Equifax names new CEO as data security woes rattle Congress

Equifax Inc., the consumer credit bureau under federal scrutiny after a hack exposed personal data for nearly half the country, appointed a General Electric veteran as its new chief executive officer.

Mark Begor, 59, will assume the top role at Atlanta-based Equifax on April 16, succeeding interim chief Paulino do Rego Barros, who took over when Richard Smith stepped down amid a backlash over both the summer 2017 cyberattack and his company’s response to it.

Begor will be tasked with restoring the firm’s tarnished reputation amid scrutiny over corporate handling of consumer data that has only increased since the Equifax breach. In that incident, which occurred over the summer of 2017 but wasn’t reported until September, hackers gained access to data including driver’s license and Social Security numbers for more than 145 million people.

Earlier this month, one of the firm’s former executives was indicted on a charge of insider trading when federal investigators said he sold nearly $1 million of his stock in the firm after learning of the breach before it was made public. Technology stocks, meanwhile, have plummeted as lawmakers on both sides of the Atlantic pressed social media giant Facebook for answers on how a consulting firm linked to Donald Trump’s 2016 campaign accessed personal information for millions of the platform’s users.

“I will prioritize continuing our team’s efforts to communicate transparently and restore confidence with consumers, customers, shareholders, and policymakers,” Begor said in a statement. “Most critically, we will continue to invest in and strengthen our information technology and data security. As a custodian of consumer and customer information, protecting that data is a central priority for Equifax, and for me, personally.”

Most recently a managing director at private equity firm Warburg Pincus, Begor spent more than three decades at Boston-based GE, leading its credit-card business for nine years. He also serves on the board of FICO, the predictive analytics firm behind popular credit-scoring systems.

As Equifax’s CEO, Begor will be paid $1.5 million a year with the opportunity for a cash bonus of twice as much, according to a regulatory filing. He’s also receiving stock awards valued at as much as $17 million, subject to time and performance limits, though the board has a clawback option covering oversight failures that cause harm to the company’s finances or reputation.

Begor “is a highly accomplished executive with a long track record of successful leadership across a variety of global industries relevant to our business,” said Equifax chairman Mark Fiedler, who led a months-long process to find a successor for Smith.

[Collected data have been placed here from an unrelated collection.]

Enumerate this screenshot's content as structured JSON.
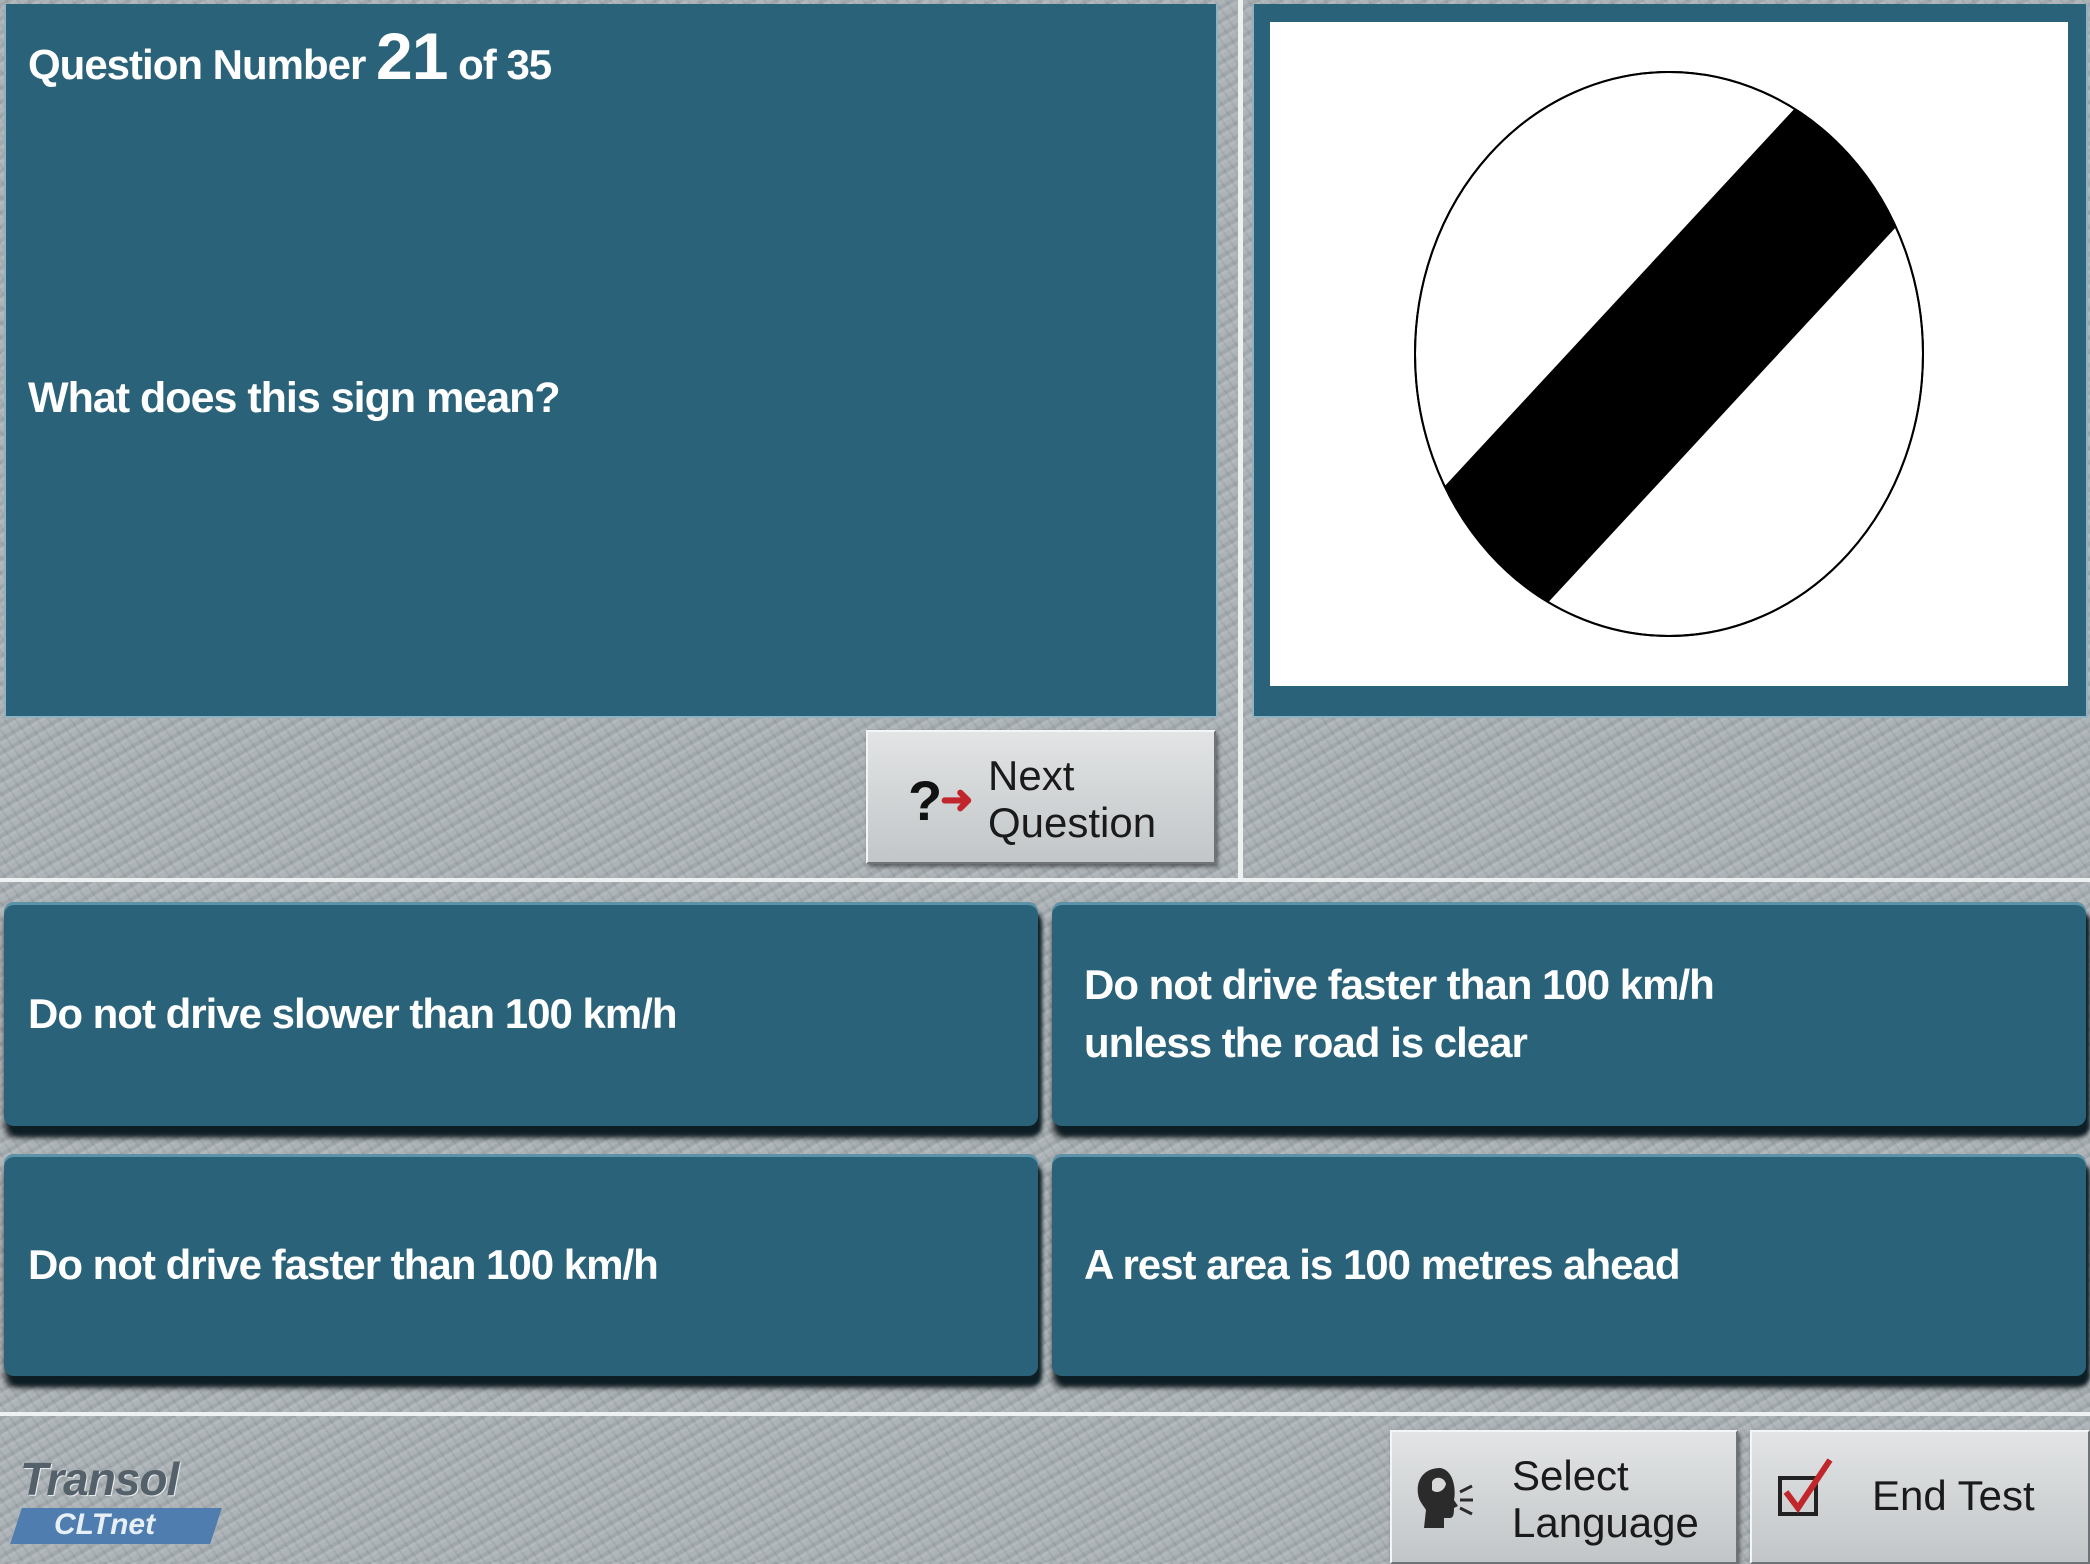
{
  "question": {
    "number_prefix": "Question Number",
    "number": "21",
    "of_total": "of 35",
    "text": "What does this sign mean?"
  },
  "sign": {
    "icon": "end-of-speed-limit-sign-icon",
    "colors": {
      "fill": "#ffffff",
      "band": "#000000",
      "outline": "#000000"
    }
  },
  "nav": {
    "next_label": "Next\nQuestion",
    "next_icon": "question-arrow-icon"
  },
  "answers": [
    {
      "text": "Do not drive slower than 100 km/h"
    },
    {
      "text": "Do not drive faster than 100 km/h\nunless the road is clear"
    },
    {
      "text": "Do not drive faster than 100 km/h"
    },
    {
      "text": "A rest area is 100 metres ahead"
    }
  ],
  "footer": {
    "logo_top": "Transol",
    "logo_sub": "CLTnet",
    "select_language_label": "Select\nLanguage",
    "select_language_icon": "speaking-head-icon",
    "end_test_label": "End Test",
    "end_test_icon": "checkbox-tick-icon"
  },
  "colors": {
    "panel": "#2a6379",
    "background": "#a5adb1",
    "button": "#d4d7d9",
    "accent_red": "#c0262b"
  }
}
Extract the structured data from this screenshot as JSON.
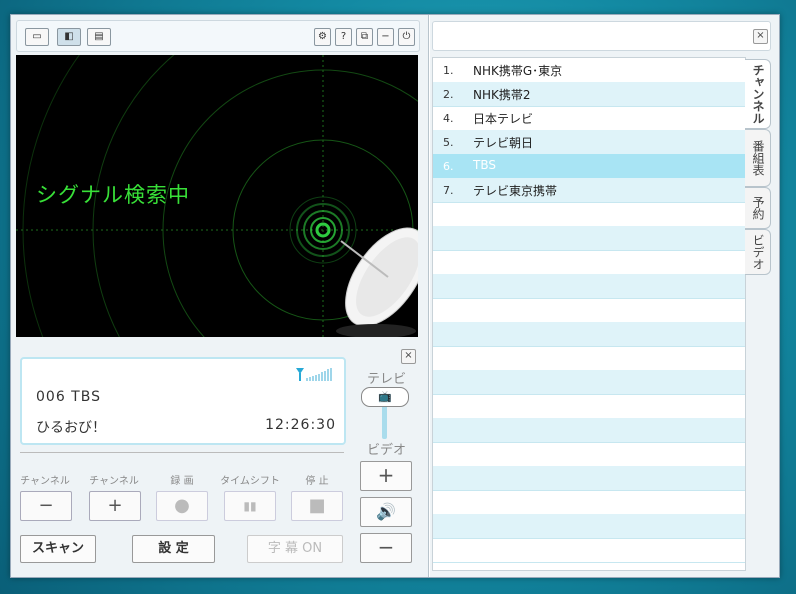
{
  "toolbar": {
    "layout_buttons": [
      "▭",
      "◧",
      "▤"
    ],
    "sys_buttons": [
      "⚙",
      "?",
      "⧉",
      "−",
      "⏻"
    ]
  },
  "video": {
    "status_text": "シグナル検索中"
  },
  "info": {
    "channel": "006 TBS",
    "program": "ひるおび！",
    "time": "12:26:30"
  },
  "controls": {
    "captions": [
      "チャンネル",
      "チャンネル",
      "録 画",
      "タイムシフト",
      "停 止"
    ],
    "ch_down": "−",
    "ch_up": "+",
    "rec": "●",
    "pause": "▮▮",
    "stop": "■",
    "scan": "スキャン",
    "settings": "設 定",
    "subtitle": "字 幕 ON",
    "tv_label": "テレビ",
    "video_label": "ビデオ",
    "vol_up": "+",
    "speaker": "🔊",
    "vol_down": "−"
  },
  "close": "×",
  "channels": [
    {
      "num": "1.",
      "name": "NHK携帯G･東京"
    },
    {
      "num": "2.",
      "name": "NHK携帯2"
    },
    {
      "num": "4.",
      "name": "日本テレビ"
    },
    {
      "num": "5.",
      "name": "テレビ朝日"
    },
    {
      "num": "6.",
      "name": "TBS"
    },
    {
      "num": "7.",
      "name": "テレビ東京携帯"
    }
  ],
  "tabs": [
    "チャンネル",
    "番組表",
    "予約",
    "ビデオ"
  ]
}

Barros, who held the post on a temporary basis, will advise the new CEO during his transition, then retire at the end of next January.

Equifax climbed 2.3 percent to $119.04 in New York trading on Wednesday, paring its losses since reporting the breach to 17 percent. The initial disclosure, which forced the company to add workers to keep up with the volume of calls from consumers worried about potential identity theft, was followed by contentious Congressional hearings.

In the aftermath of those, Sen. Elizabeth Warren, a Massachusetts Democrat, called for Congress to set strict cybersecurity standards for Equifax as well as rivals Experian and TransUnion and allow government regulators to fine them when they fall short.